И я вернулся во двор ни с чем.

Слепой стоял около песочницы, а за доминошным столом уже разместились доминошники. Дядя Витя Зыков обвинял пенсионера Смирнова в жульничестве.

— Мухляж! — возмущался он. — Я не люблю, когда мухлюют.

Его жена Валя заканчивала избиение ковра. Дранейчик принес слепому 50 копеек и павлинье перо, которым очень дорожил. Валя Лялина и человек с портфелем уже ушли. Слепой стоял и терпеливо ждал. Наконец из первого подъезда выбежала тетя Вера Кардашова. В руках у нее была открытка с фотографией Иннокентия Смоктуновского, которую она подала слепому вместе с шариковой авторучкой и сказала:

— Так долго искала вашу фотографию, вот наконец нашла. Пожалуйста, подпишите.

— Тьфу ты! — зло рассмеялась Фрося. — Вторая еще артистка нашлась. Ну, прямо индийское кино, ей-богу!

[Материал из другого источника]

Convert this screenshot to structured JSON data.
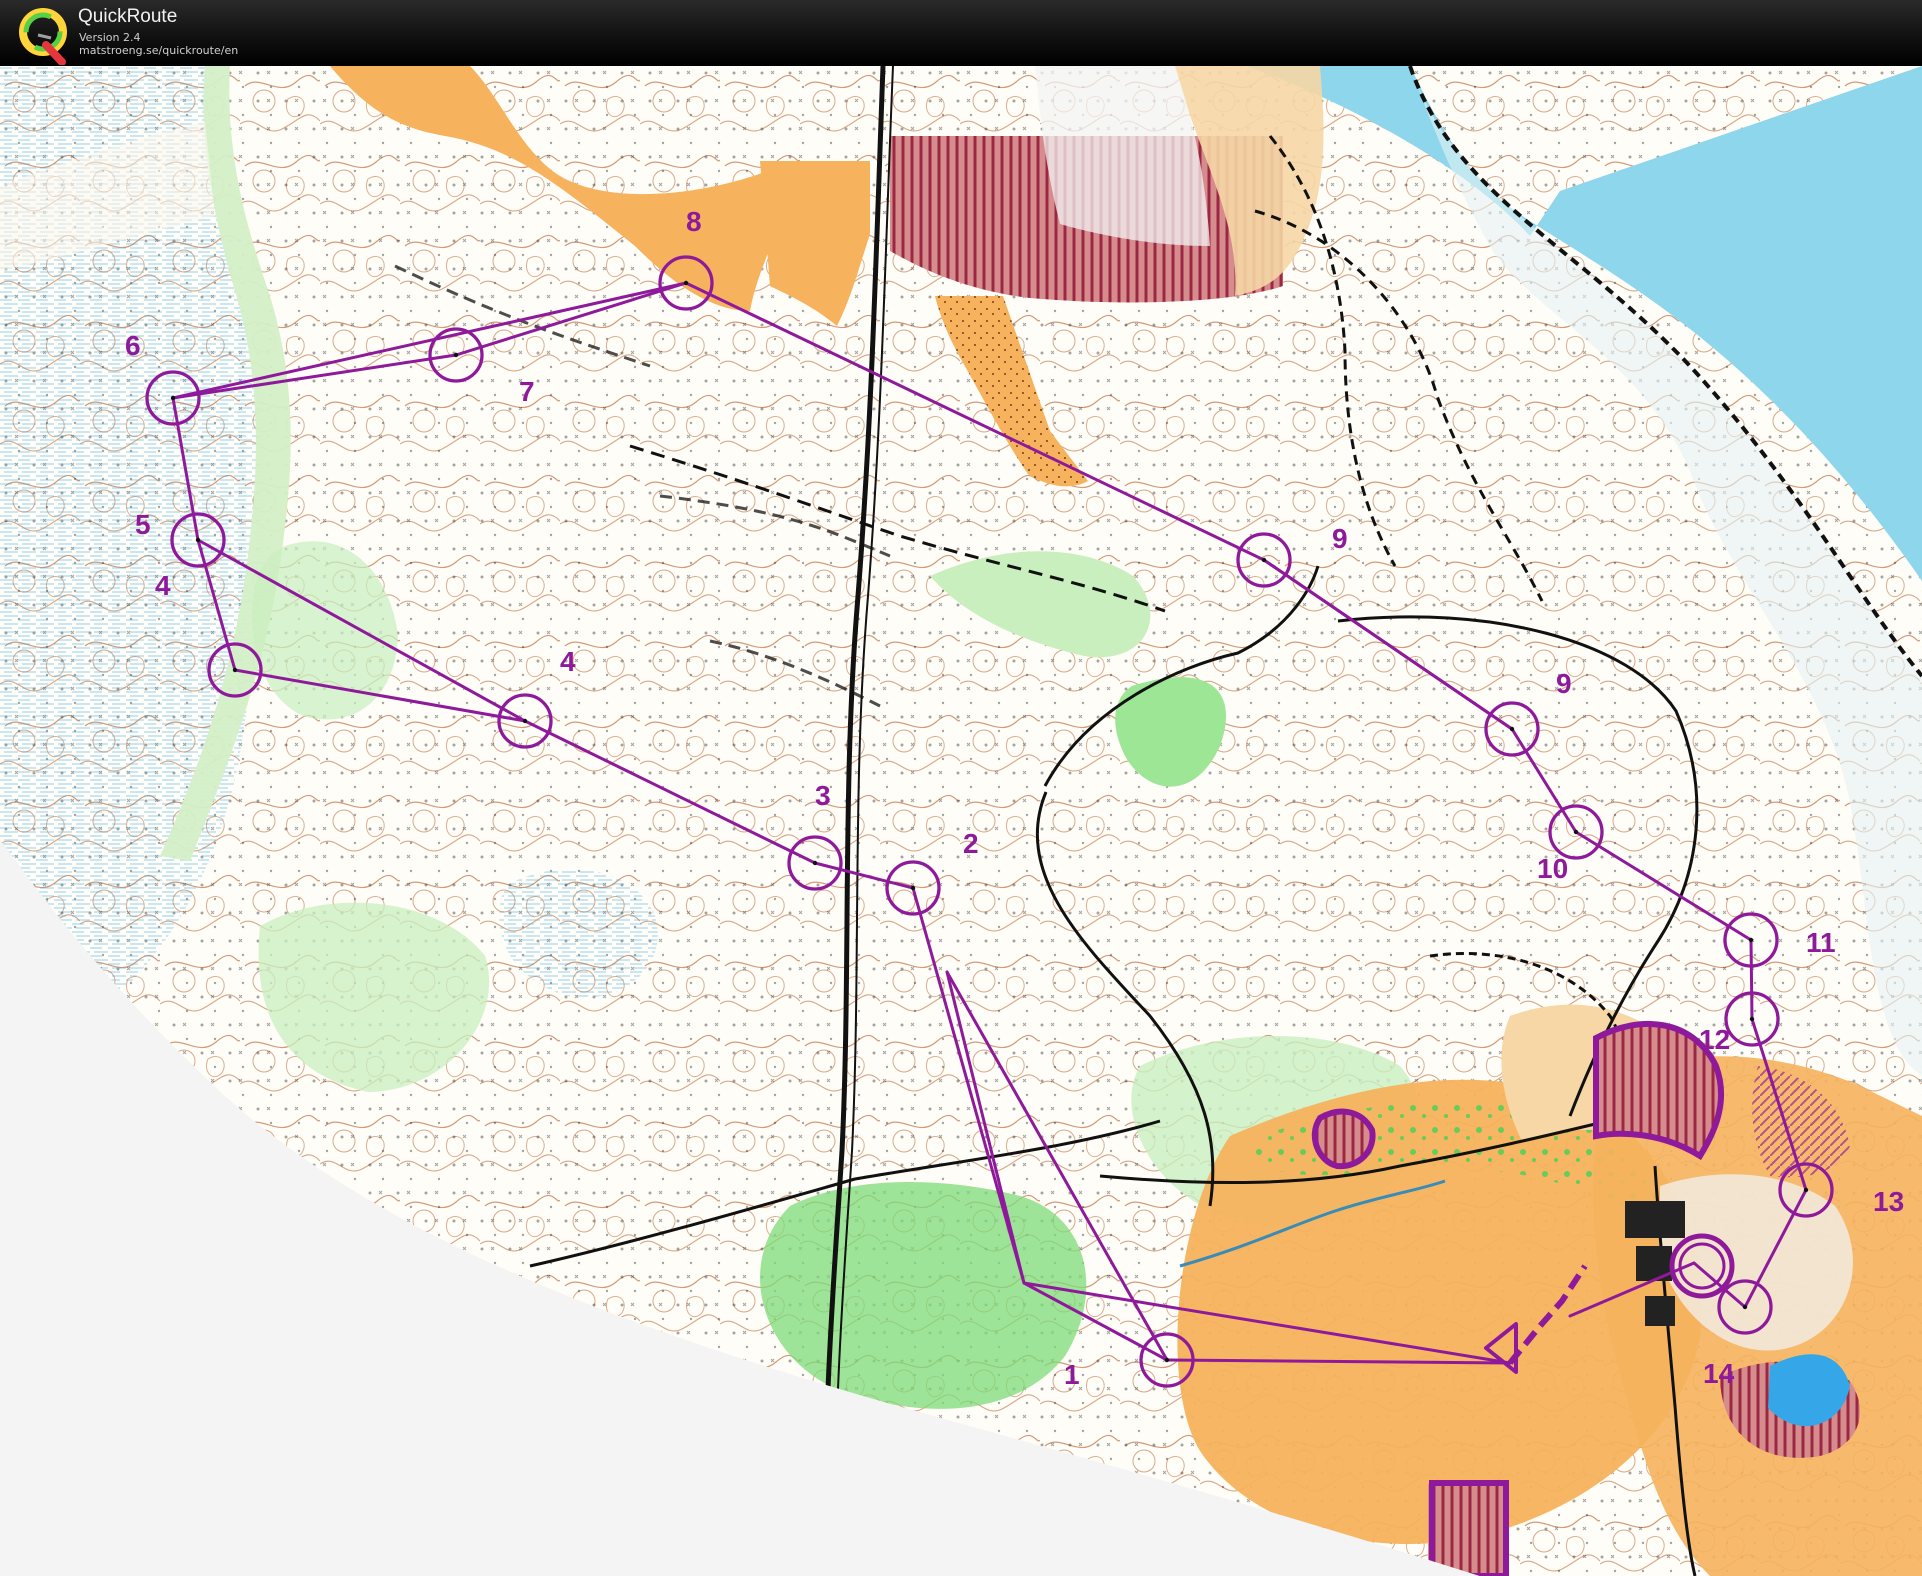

Но тетя Вера, нисколько не смутившись, добавила:

— У меня всех актеров есть фотографии. И вас я очень хорошо помню, когда вы, молодой, во МХАТе выступали — мне тогда еще тринадцати лет не было, но я на все спектакли ходила — я взросло выглядела. Театралка была. Вот здесь распишитесь, не на этой стороне — на этой-то фотография.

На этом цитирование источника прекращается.